Earth Hour est aujourd’hui « la plus grande manifestation en faveur de la lutte contre le dérèglement climatique »(Ban Ki-Moon, secrétaire des Nations Unies) En 2009, des centaines de millions de personnes dans près de 4000 villes et 88 pays ont éteint leurs lumières pendant une heure pour manifester leur soutien à la lutte contre le changement climatique. Le Christ Rédempteur de Rio de Janeiro, la Tour Eiffel, les Pyramides de Gizeh, l’Acropole d’Athènes, l’Alhambra de Grenade, etc. Au total 375 monuments symboliques ont participé à l’opération Earth Hour. En France, plus de 200 villes ont éteint leurs monuments emblématiques dont la Tour Eiffel, et ce, en présence de Jim Leape (Directeur du WWF-France), Denis Baupin (Adjoint au Maire de Paris en charge du Développement Durable), Jean-Louis Borloo (Ministre du Développement Durable) et Chantal Jouanno (Secrétaire d’Etat en charge de l’Ecologie).

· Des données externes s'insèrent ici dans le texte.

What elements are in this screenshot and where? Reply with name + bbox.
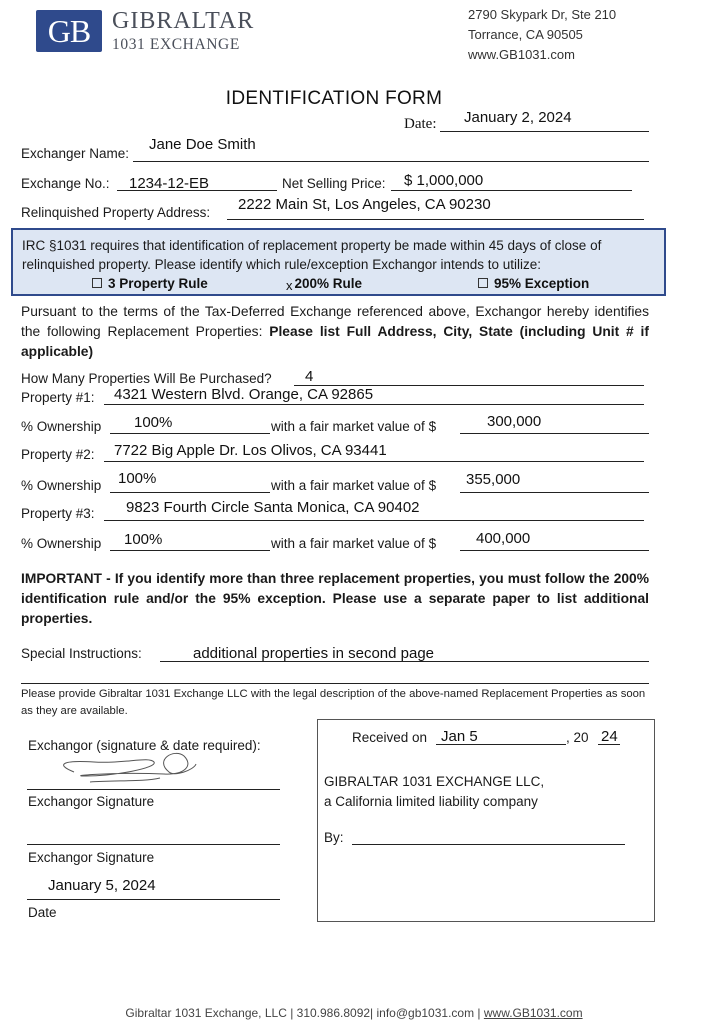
property-2-fmv-label: with a fair market value of $ <box>271 478 437 493</box>
property-2-label: Property #2: <box>21 447 95 462</box>
relinquished-address-field[interactable]: 2222 Main St, Los Angeles, CA 90230 <box>238 196 491 213</box>
special-instructions-field[interactable]: additional properties in second page <box>193 645 435 662</box>
property-3-value-field[interactable]: 400,000 <box>476 530 531 547</box>
property-1-fmv-underline <box>460 433 649 434</box>
received-on-label: Received on <box>352 730 428 745</box>
pursuant-text: Pursuant to the terms of the Tax-Deferred Exchange referenced above, Exchangor hereby identifies the following Replacement Properties: <box>21 304 649 339</box>
checkbox-200-percent-rule[interactable]: x <box>286 278 293 293</box>
property-3-ownership-label: % Ownership <box>21 536 102 551</box>
divider-line <box>21 683 649 684</box>
net-selling-price-field[interactable]: $ 1,000,000 <box>404 172 484 189</box>
relinquished-underline <box>227 219 644 220</box>
property-count-label: How Many Properties Will Be Purchased? <box>21 371 272 386</box>
property-2-underline <box>104 461 644 462</box>
important-notice: IMPORTANT - If you identify more than three replacement properties, you must follow the 200% identification rule and/or the 95% exception. Please use a separate paper to list additional properties. <box>21 571 649 626</box>
property-1-underline <box>104 404 644 405</box>
address-line-1: 2790 Skypark Dr, Ste 210 <box>468 7 617 22</box>
property-3-fmv-label: with a fair market value of $ <box>271 536 437 551</box>
property-3-label: Property #3: <box>21 506 95 521</box>
signature-date-label: Date <box>28 905 57 920</box>
property-2-fmv-underline <box>460 492 649 493</box>
irc-notice-text: IRC §1031 requires that identification of replacement property be made within 45 days of close of relinquished property. Please identify which rule/exception Exchangor intends to utilize: <box>22 238 602 272</box>
property-3-fmv-underline <box>460 550 649 551</box>
relinquished-label: Relinquished Property Address: <box>21 205 211 220</box>
property-1-ownership-underline <box>110 433 270 434</box>
website-text: www.GB1031.com <box>468 47 575 62</box>
company-logo-name: GIBRALTAR <box>112 8 255 34</box>
pursuant-paragraph <box>21 302 649 362</box>
signature-1-label: Exchangor Signature <box>28 794 155 809</box>
option-3-property-rule[interactable] <box>92 276 208 291</box>
property-2-ownership-field[interactable]: 100% <box>118 470 157 487</box>
property-2-address-field[interactable]: 7722 Big Apple Dr. Los Olivos, CA 93441 <box>114 442 387 459</box>
property-count-field[interactable]: 4 <box>305 368 314 385</box>
handwritten-signature <box>34 742 204 788</box>
footer-contact-text: Gibraltar 1031 Exchange, LLC | 310.986.8092| info@gb1031.com | <box>125 1006 484 1020</box>
net-selling-price-underline <box>391 190 632 191</box>
property-3-ownership-field[interactable]: 100% <box>124 531 163 548</box>
option-200-percent-rule[interactable] <box>286 276 362 291</box>
signature-heading: Exchangor (signature & date required): <box>28 738 261 753</box>
property-1-ownership-field[interactable]: 100% <box>134 414 173 431</box>
received-box <box>317 719 655 922</box>
property-2-value-field[interactable]: 355,000 <box>466 471 521 488</box>
property-3-ownership-underline <box>110 550 270 551</box>
by-signature-underline[interactable] <box>352 844 625 845</box>
option-95-percent-exception[interactable] <box>478 276 589 291</box>
signature-1-underline <box>27 789 280 790</box>
signature-2-label: Exchangor Signature <box>28 850 155 865</box>
property-1-fmv-label: with a fair market value of $ <box>271 419 437 434</box>
checkbox-3-property-rule[interactable] <box>92 278 102 288</box>
company-name-line-1: GIBRALTAR 1031 EXCHANGE LLC, <box>324 774 545 789</box>
company-name-line-2: a California limited liability company <box>324 794 538 809</box>
option-200-percent-rule-label: 200% Rule <box>294 276 363 291</box>
checkbox-95-percent-exception[interactable] <box>478 278 488 288</box>
exchanger-name-field[interactable]: Jane Doe Smith <box>149 136 256 153</box>
option-95-percent-exception-label: 95% Exception <box>494 276 590 291</box>
legal-description-note: Please provide Gibraltar 1031 Exchange LLC with the legal description of the above-named Replacement Properties as soon as they are available. <box>21 688 646 717</box>
exchanger-name-underline <box>133 161 649 162</box>
property-2-ownership-label: % Ownership <box>21 478 102 493</box>
by-label: By: <box>324 830 344 845</box>
exchange-no-field[interactable]: 1234-12-EB <box>129 175 210 192</box>
date-field[interactable]: January 2, 2024 <box>464 109 572 126</box>
pursuant-instruction: Please list Full Address, City, State (including Unit # if applicable) <box>21 324 649 359</box>
net-selling-price-label: Net Selling Price: <box>282 176 386 191</box>
form-title: IDENTIFICATION FORM <box>225 88 443 109</box>
company-logo-subtitle: 1031 EXCHANGE <box>112 36 240 53</box>
footer <box>0 1006 708 1020</box>
date-underline <box>440 131 649 132</box>
date-label: Date: <box>404 116 437 132</box>
exchange-no-label: Exchange No.: <box>21 176 110 191</box>
special-instructions-label: Special Instructions: <box>21 646 142 661</box>
property-1-value-field[interactable]: 300,000 <box>487 413 542 430</box>
property-3-address-field[interactable]: 9823 Fourth Circle Santa Monica, CA 90402 <box>126 499 420 516</box>
footer-website-link[interactable]: www.GB1031.com <box>483 1006 583 1020</box>
option-3-property-rule-label: 3 Property Rule <box>108 276 208 291</box>
property-1-label: Property #1: <box>21 390 95 405</box>
address-line-2: Torrance, CA 90505 <box>468 27 583 42</box>
property-2-ownership-underline <box>110 492 270 493</box>
signature-date-field[interactable]: January 5, 2024 <box>48 877 156 894</box>
exchanger-name-label: Exchanger Name: <box>21 146 130 161</box>
property-1-address-field[interactable]: 4321 Western Blvd. Orange, CA 92865 <box>114 386 374 403</box>
signature-date-underline <box>27 899 280 900</box>
signature-2-underline <box>27 844 280 845</box>
property-1-ownership-label: % Ownership <box>21 419 102 434</box>
received-date-field[interactable]: Jan 5 <box>441 728 478 745</box>
received-year-field[interactable]: 24 <box>601 728 618 745</box>
received-year-prefix: , 20 <box>566 730 589 745</box>
property-3-underline <box>104 520 644 521</box>
company-logo-mark: GB <box>36 10 102 52</box>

À l’échelle du territoire national, Earth Hour a représenté une économie de 1% de la consommation d’électricité métropolitaine soit 800 mégawatts, ce qui équivaut à la consommation journalière d’une ville comme Lyon (qui compte plus d’un million d’habitants).

L’événement Earth Hour va bien au-delà du simple fait d’éteindre les lumières pendant 60 minutes. En participant à Earth Hour 2010, une nouvelle occasion de nous faire entendre nous est donnée.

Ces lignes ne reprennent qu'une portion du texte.